Le trajet d'Inverness à Gairloch nous emmène d'une côte à l'autre en traversant les paysages les plus pittoresques d'Ecosse : les Highlands. Cette nature est soigneusement protégée depuis plusieurs générations par des habitants désireux de préserver leur environnement.

Après quelques virages serrés sur une route très étroite, nous arrivons finalement en soirée à la cale de Badachro située de l'autre côté de la baie de Gairloch. A part quelques voitures sur le parking, il semble qu'ici le temps se soit arrêté depuis des siècles.

A Badachro, les 4x4 sont plus nombreux que les moutons et surtout parfaitement adaptés aux exigences d'un climat rude et aux conditions routières locales.

Le Badachro Pub situé face à la mer, offre un accueil chaleureux à tous les visiteurs, aux familles locales et aux clients réguliers. Se rendre au pub après une journée de travail est un des aspects de la vie sociale en Ecosse. Les habitants échangent sur les nouvelles du moment, y rencontrent des amis, se détendent et parlent de la météo tout en regardant vers la baie.
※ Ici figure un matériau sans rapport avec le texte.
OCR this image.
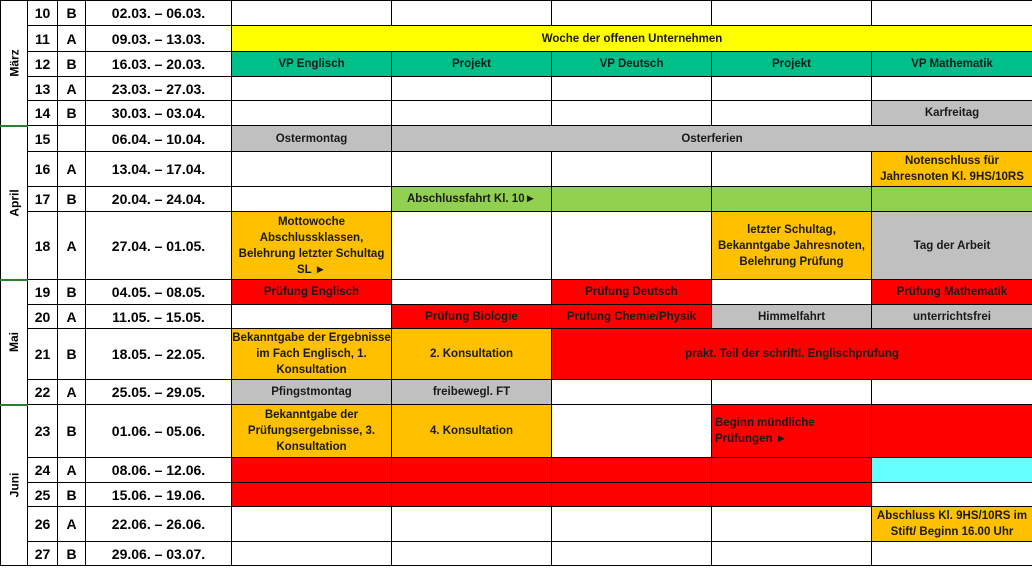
März	10	B	02.03. – 06.03.					
	11	A	09.03. – 13.03.	Woche der offenen Unternehmen				
	12	B	16.03. – 20.03.	VP Englisch	Projekt	VP Deutsch	Projekt	VP Mathematik
	13	A	23.03. – 27.03.					
	14	B	30.03. – 03.04.					Karfreitag
April	15		06.04. – 10.04.	Ostermontag	Osterferien			
	16	A	13.04. – 17.04.					Notenschluss für Jahresnoten Kl. 9HS/10RS
	17	B	20.04. – 24.04.		Abschlussfahrt Kl. 10►			
	18	A	27.04. – 01.05.	Mottowoche Abschlussklassen, Belehrung letzter Schultag SL ►			letzter Schultag, Bekanntgabe Jahresnoten, Belehrung Prüfung	Tag der Arbeit
Mai	19	B	04.05. – 08.05.	Prüfung Englisch		Prüfung Deutsch		Prüfung Mathematik
	20	A	11.05. – 15.05.		Prüfung Biologie	Prüfung Chemie/Physik	Himmelfahrt	unterrichtsfrei
	21	B	18.05. – 22.05.	Bekanntgabe der Ergebnisse im Fach Englisch, 1. Konsultation	2. Konsultation	prakt. Teil der schriftl. Englischprüfung		
	22	A	25.05. – 29.05.	Pfingstmontag	freibewegl. FT			
Juni	23	B	01.06. – 05.06.	Bekanntgabe der Prüfungsergebnisse, 3. Konsultation	4. Konsultation		Beginn mündliche Prüfungen ►	
	24	A	08.06. – 12.06.					
	25	B	15.06. – 19.06.					
	26	A	22.06. – 26.06.					Abschluss Kl. 9HS/10RS im Stift/ Beginn 16.00 Uhr
	27	B	29.06. – 03.07.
Je ne sais pas pourquoi, la chanson d'Otis Redding "Sitting on the dock of the bay" me vint à l'esprit, tout en admirant le paysage. Les chiens jouaient avec des bouts de bois que les enfants leur lançaient pendant que les parents profitaient d'un rayon de soleil dans ce ciel gris de cette fin d'après-midi. On aurait pu se croire dans le sud de la Bretagne s'il n'y faisait pas aussi froid….

Une petite cale en pavés et un bateau de pêche du coin dressé fièrement sur sa quille à marée basse, donnaient une touche finale à l'authenticité de l'image. Dans la baie, le Keep It Reel était tranquillement amarré derrière une petite île. Pour l'amateur de pêche au gros, la vision d'un bateau de pêche sportive avec tangons et cannes de 130s au râtelier dans un tel cadre et une vision assez irréelle.

Étonnamment, le climat ici est plus doux qu'à Inverness situé sur la côte Est, si bien que j'ai pu retirer ma veste polaire. L'eau est incroyablement claire et j'aperçois un saumon qui attend la marée pour remonter la rivière qui alimente la baie de Badachro. Il y a plusieurs autres bateaux amarrés près de celui de Barry. Des voiliers en escale, des bateaux locaux ainsi que quelques vedettes motorisées appartenant à d'anciens hommes d'affaires venus prendre leur retraite ici pour trouver paix et tranquillité, loin de Londres. Si vous voulez vous retirer de l'agitation du monde moderne, Badachro est l'endroit rêvé où se réfugier.

Nous avons déchargé la voiture, déposé tout notre équipement dans la barque avant d'attendre que la marée remonte pour rejoindre le bateau. La première chose que j'ai faite en montant à bord fut de mettre en route tous les appareils électroniques du poste de barre principal, tandis que Barry lui, préparait le café.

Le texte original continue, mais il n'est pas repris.